The immediate winners are agricultural and other commodity exporters, who will receive much more for what they sell. If the devaluation does not cause significant inflationary pressures, it will boost competitiveness without decreasing real wages.
But that seems to be wishful thinking. If higher prices for domestic goods previously subject to export taxes and higher import prices (as a result of devaluation) are passed on to consumers, real wages will fall, in which case workers are likely to demand larger pay increases, pushing up inflation. And the effect of the devaluation on consumer prices could go beyond traded goods: Argentina has a long history of highly unstable relative prices, with the US dollar often the reference currency for setting prices of non-traded goods.
In the face of growing inflationary pressures, the central bank would presumably raise interest rates. If done carefully, this could dampen demand just enough to restore a semblance of macroeconomic balance. Even then, rising redundancies in non-bottleneck sectors would most likely push up the overall unemployment rate, with inflation only partly tamed, producing stagflation.
If the central bank acts too aggressively and drives the economy into recession, the poor would be disproportionately affected. An inflation-targeting regime (which the central bank has announced that it intends to establish) would make this outcome more likely.
Optimists believe the new policy regime will lead to an influx of foreign direct investment, and that a “fair” resolution to the vultures’ claims will clear the way for a bridge loan to cover any financing gap. Moreover, the weaker exchange rate, combined with pent-up sales of commodities waiting for the one-time devaluation, will suffice to meet any foreign-currency needs.
Pessimists, seeing a global slowdown and a recession in neighboring Brazil, worry that there will need to be further devaluations, especially given significant pass-through to consumer prices, and that this – or even the expectation of it – may lead some exporters to delay shipments. They also worry about a surge of pent-up demand for imports, once import restrictions are fully lifted.
The pessimists also doubt that any mutually acceptable settlement of the debt-holdout problem can be found, putting a bridge loan out of reach. After all, any settlement would have to be ratified by Argentina’s parliament, which, as Finance Minister Alfonso Prat-Gay recently reinforced, is unlikely to agree to an offer that includes the high punitive interest rate that US federal judge Thomas Griesa ruled the country should pay – and rightly so.
The government’s initial actions are worrisome: In particular, the permanent cut in export taxes is a large transfer to the wealthy, at great cost to ordinary workers. Whatever the efficiency benefits, the distributive consequences and development implications cannot be ignored.

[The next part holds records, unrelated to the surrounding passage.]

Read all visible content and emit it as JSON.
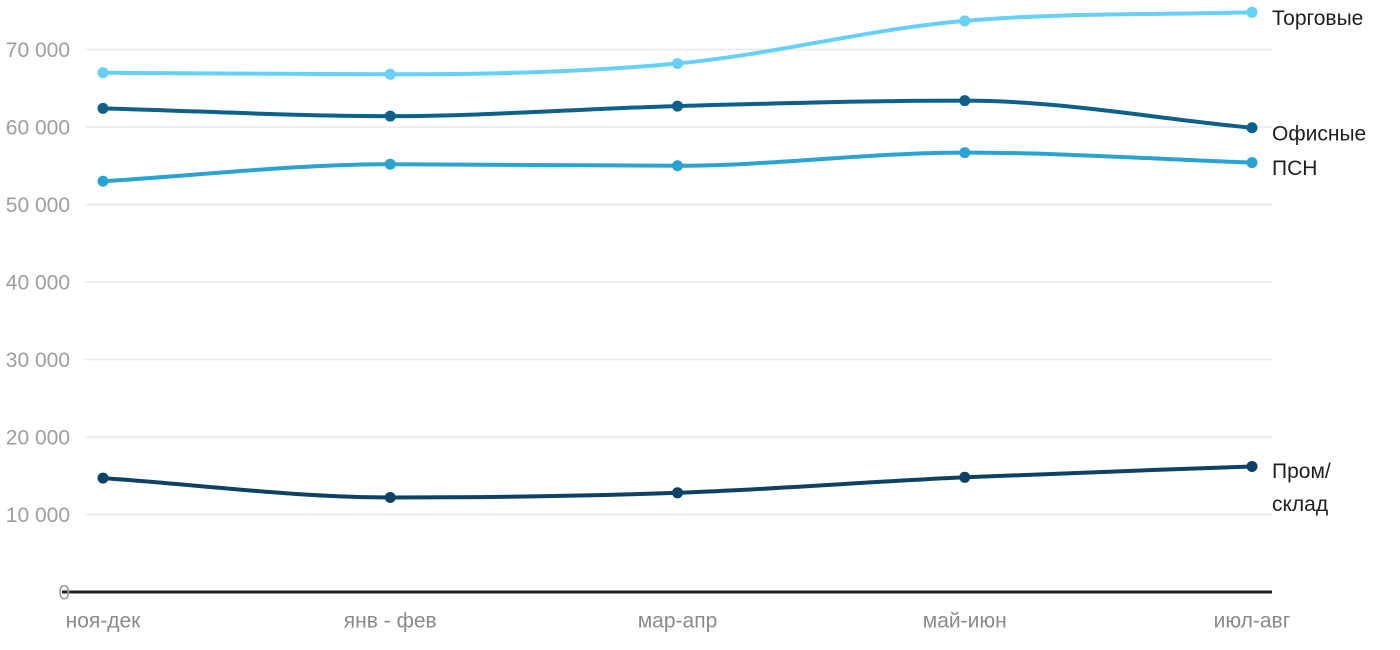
{
  "chart_data": {
    "type": "line",
    "title": "",
    "xlabel": "",
    "ylabel": "",
    "categories": [
      "ноя-дек",
      "янв - фев",
      "мар-апр",
      "май-июн",
      "июл-авг"
    ],
    "series": [
      {
        "key": "torgovye",
        "name": "Торговые",
        "color": "#67D0F7",
        "values": [
          67000,
          66800,
          68200,
          73700,
          74800
        ]
      },
      {
        "key": "ofisnye",
        "name": "Офисные",
        "color": "#0D608A",
        "values": [
          62400,
          61400,
          62700,
          63400,
          59900
        ]
      },
      {
        "key": "psn",
        "name": "ПСН",
        "color": "#29A3D2",
        "values": [
          53000,
          55200,
          55000,
          56700,
          55400
        ]
      },
      {
        "key": "prom-sklad",
        "name": "Пром/склад",
        "label_lines": [
          "Пром/",
          "склад"
        ],
        "color": "#0E4166",
        "values": [
          14700,
          12200,
          12800,
          14800,
          16200
        ]
      }
    ],
    "y_ticks": [
      0,
      10000,
      20000,
      30000,
      40000,
      50000,
      60000,
      70000
    ],
    "y_tick_labels": [
      "0",
      "10 000",
      "20 000",
      "30 000",
      "40 000",
      "50 000",
      "60 000",
      "70 000"
    ],
    "ylim": [
      0,
      76500
    ],
    "grid": true,
    "curve": "smooth",
    "legend_position": "line-end-right",
    "style": {
      "grid_color": "#E8E8E8",
      "axis_color": "#212121",
      "y_tick_color": "#9E9E9E",
      "x_tick_color": "#8A8A8A",
      "legend_text_color": "#1F1F1F",
      "background": "#FFFFFF"
    }
  }
}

Yet Macri’s early economic policies seem to rely on several controversial assumptions about how the devaluation will affect consumer prices and how investment will respond to more market-driven policies. If those assumptions founder, the government will need to react fast, intervening to avoid the possible recessionary effects or increases in inequality and poverty – or else the process of inclusive development will be severely harmed.